The sea snakes are especially unnerving, not because they are aggressive, but because they are inquisitive. Stray into their territory and they will come to check you out, all but rubbing against youin the manner of cats seeking affection. They are the most sweet-tempered creatures in existence. But cross them or alarm them and they can hit you with enough venom to kill three grown men. pg250

[re:Ayer's Rock, now known as Uluru]
In some odd way that you don't understand and can't begin to articulate you feel an acquaintance with it - a familiarity on an unfamiliar level. Somewhere in the deep sediment of your being some long-dormant fragment of primordial memory, some little served tail of DNA, has twitched or stirred.....

....Quite apart from that initial shock of indefinable recognition, there is also the fact that Uluru is, no matter how you approach it, totally arresting. You cannot stop looking at it; you don't want to stop looking at it. pg274-75

I asked him if there was still much prejudice in Australia and he nodded. "Huge amounts," he said. "Really quite huge amounts, I'm afraid."

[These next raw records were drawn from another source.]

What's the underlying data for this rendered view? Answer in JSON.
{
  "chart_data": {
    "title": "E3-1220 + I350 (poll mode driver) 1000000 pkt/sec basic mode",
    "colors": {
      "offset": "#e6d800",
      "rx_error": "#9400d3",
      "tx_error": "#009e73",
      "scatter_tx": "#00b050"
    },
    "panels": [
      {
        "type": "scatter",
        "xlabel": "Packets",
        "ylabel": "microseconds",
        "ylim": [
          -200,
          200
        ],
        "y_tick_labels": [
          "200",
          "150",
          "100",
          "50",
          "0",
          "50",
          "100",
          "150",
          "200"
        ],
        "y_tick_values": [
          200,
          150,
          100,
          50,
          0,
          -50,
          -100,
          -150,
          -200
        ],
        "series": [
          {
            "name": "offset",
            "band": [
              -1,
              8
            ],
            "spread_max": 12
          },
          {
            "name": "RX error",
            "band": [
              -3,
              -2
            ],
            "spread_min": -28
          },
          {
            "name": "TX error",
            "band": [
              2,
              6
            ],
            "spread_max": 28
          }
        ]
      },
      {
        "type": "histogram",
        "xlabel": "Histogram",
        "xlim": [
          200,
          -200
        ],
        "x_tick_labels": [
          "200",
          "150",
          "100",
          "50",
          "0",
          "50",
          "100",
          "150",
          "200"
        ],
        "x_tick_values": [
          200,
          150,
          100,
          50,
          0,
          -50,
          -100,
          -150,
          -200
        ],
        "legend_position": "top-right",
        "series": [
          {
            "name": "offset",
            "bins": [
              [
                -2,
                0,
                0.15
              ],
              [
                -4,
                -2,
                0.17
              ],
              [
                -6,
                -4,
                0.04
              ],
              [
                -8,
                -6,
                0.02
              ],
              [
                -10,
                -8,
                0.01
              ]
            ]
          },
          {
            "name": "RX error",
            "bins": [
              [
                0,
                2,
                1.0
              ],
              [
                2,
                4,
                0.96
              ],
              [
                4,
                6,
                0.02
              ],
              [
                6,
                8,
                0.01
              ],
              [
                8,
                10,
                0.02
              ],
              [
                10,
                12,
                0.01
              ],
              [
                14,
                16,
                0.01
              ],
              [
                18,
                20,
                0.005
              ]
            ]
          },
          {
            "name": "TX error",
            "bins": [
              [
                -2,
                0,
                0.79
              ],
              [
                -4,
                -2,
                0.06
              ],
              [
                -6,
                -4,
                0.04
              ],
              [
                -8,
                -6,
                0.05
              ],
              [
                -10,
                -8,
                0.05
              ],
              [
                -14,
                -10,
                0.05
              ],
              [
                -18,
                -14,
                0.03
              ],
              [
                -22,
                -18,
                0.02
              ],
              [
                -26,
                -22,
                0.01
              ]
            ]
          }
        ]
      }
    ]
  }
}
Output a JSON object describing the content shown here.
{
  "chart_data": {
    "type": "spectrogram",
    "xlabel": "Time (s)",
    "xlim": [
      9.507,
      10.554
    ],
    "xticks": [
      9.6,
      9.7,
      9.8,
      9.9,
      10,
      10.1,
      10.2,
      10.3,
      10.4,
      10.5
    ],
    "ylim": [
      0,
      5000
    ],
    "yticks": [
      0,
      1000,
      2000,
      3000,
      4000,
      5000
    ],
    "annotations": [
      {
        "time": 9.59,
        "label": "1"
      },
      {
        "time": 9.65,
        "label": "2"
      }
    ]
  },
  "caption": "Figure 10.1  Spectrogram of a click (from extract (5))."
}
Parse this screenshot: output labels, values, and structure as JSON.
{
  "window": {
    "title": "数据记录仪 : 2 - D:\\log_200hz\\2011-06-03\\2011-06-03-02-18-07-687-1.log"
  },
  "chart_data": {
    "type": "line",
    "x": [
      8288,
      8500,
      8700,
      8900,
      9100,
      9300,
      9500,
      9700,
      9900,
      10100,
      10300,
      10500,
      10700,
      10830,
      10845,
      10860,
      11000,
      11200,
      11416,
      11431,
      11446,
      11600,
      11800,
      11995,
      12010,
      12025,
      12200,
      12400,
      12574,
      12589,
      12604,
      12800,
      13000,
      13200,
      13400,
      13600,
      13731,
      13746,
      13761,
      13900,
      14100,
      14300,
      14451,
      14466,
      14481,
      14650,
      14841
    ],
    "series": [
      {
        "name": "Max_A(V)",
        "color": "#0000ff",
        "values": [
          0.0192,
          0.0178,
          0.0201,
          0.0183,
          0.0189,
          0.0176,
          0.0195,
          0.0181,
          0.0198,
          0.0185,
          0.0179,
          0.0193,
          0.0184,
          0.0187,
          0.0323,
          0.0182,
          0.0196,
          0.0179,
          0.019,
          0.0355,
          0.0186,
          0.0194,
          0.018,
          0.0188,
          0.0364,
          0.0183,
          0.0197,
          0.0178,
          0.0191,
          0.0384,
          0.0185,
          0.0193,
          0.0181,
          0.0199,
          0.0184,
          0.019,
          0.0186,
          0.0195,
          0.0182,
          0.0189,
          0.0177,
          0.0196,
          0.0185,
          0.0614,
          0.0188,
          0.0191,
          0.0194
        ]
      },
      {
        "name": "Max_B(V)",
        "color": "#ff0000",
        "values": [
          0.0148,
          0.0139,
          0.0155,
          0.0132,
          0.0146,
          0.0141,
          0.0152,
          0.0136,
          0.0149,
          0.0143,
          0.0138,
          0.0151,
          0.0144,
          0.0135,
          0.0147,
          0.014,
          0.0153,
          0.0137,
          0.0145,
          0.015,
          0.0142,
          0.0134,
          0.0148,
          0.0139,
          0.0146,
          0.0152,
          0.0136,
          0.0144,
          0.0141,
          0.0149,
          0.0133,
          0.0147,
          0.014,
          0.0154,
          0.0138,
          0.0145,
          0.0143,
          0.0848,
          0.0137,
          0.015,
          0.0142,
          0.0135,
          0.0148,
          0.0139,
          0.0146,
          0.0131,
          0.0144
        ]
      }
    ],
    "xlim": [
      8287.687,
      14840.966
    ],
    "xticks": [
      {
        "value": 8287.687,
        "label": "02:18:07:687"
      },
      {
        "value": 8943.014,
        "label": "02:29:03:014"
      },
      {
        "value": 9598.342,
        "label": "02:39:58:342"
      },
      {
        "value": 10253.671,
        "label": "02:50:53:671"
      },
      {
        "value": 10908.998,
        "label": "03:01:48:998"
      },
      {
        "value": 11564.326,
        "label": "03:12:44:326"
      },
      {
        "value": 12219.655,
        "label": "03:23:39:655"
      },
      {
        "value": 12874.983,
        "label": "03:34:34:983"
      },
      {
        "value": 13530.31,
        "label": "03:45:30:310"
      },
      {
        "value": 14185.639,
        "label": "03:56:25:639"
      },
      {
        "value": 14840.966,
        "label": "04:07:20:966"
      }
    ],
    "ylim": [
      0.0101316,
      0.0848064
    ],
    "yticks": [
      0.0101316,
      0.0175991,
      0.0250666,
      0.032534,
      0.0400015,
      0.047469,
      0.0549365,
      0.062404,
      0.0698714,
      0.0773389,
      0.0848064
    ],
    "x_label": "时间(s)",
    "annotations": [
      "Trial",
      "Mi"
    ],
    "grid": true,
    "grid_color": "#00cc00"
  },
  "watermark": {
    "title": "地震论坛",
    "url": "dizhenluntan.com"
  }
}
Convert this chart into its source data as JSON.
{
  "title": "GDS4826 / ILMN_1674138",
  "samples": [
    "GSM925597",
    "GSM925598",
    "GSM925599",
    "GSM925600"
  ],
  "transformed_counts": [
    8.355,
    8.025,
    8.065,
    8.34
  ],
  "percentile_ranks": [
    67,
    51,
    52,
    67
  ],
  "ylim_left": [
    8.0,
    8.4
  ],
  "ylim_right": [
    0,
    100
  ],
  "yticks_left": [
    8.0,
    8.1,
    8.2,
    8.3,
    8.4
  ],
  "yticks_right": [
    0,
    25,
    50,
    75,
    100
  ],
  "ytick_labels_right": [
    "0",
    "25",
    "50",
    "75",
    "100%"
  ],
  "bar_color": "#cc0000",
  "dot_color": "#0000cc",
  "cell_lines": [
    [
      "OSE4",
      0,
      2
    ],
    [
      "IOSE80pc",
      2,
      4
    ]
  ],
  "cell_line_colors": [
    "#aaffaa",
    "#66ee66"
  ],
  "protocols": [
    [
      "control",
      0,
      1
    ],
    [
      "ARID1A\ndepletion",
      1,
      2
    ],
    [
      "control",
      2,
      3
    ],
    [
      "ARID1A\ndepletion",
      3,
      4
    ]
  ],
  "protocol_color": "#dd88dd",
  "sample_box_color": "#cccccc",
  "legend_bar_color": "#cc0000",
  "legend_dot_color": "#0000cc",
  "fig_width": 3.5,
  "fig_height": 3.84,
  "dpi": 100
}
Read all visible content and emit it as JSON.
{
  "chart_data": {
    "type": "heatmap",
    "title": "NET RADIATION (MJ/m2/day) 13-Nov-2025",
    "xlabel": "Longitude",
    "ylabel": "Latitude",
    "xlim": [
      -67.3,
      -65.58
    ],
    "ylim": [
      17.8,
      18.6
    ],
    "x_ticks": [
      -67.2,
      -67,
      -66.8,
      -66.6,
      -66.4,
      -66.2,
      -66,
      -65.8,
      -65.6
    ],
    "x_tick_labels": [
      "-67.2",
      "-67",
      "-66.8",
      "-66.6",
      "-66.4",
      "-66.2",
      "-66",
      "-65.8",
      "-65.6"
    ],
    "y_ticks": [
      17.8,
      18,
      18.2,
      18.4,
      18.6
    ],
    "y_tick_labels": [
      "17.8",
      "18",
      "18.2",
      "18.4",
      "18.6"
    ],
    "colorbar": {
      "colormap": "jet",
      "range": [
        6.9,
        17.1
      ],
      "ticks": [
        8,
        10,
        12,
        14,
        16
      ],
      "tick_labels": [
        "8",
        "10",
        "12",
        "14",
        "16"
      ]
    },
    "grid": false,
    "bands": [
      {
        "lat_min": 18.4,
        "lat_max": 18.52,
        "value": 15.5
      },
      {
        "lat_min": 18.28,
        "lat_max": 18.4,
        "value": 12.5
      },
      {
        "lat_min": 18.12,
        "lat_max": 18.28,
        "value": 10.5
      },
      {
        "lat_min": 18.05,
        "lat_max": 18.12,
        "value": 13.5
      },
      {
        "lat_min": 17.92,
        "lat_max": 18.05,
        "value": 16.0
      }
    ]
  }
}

Over the past twenty years, successive governments have done quite a lot - or quite a lot compared with what was done before. They have restored large tracts of land to Aboriginal communities. They have returned Uluru to Aboriginal stewardship. They have spent more money on schools and clinics. They have introduced the usual initiatives for encouraging community projects and helping small businesses get started. None of it this has made any difference at all to the statistics. Some have gotten worse. At the end of the twentieth century an Aboriginal  Australian was still eighteen times more likely to die from an infectious disease than a white Australian, and seventeen times more likely to be hospitalized as a result of violence. pg292

Australia is mostly empty and a long way away. Its population is small and its role in the world consequently peripheral. It doesn't have coups, recklessly over-fish, arm disagreeable despots, grow coca in provocative quantities, or throw its weight around in a brash and unseemly manner. It is stable and peaceful and good. It doesn't need watching, and so we don't. But I will tell you this: the loss is entirely ours. pg325

3 comments:

(Diane) Bibliophile By the Sea said...

I like Bryson's writing a lot. My favorite was The Life and Times of the Thunderbolt kid. Being about the same age as Bryson, I could relate to that memoir.

Trish said...

Yes, that was my favourite one too. I grew up in the 70s but I could still very much relate to what he wrote about. He has an incredible grasp of the quirks and wonders of childhood.

Paulita said...

My favorite was A Walk in the Woods. Wish he'd do some more travel books. I've read all of those.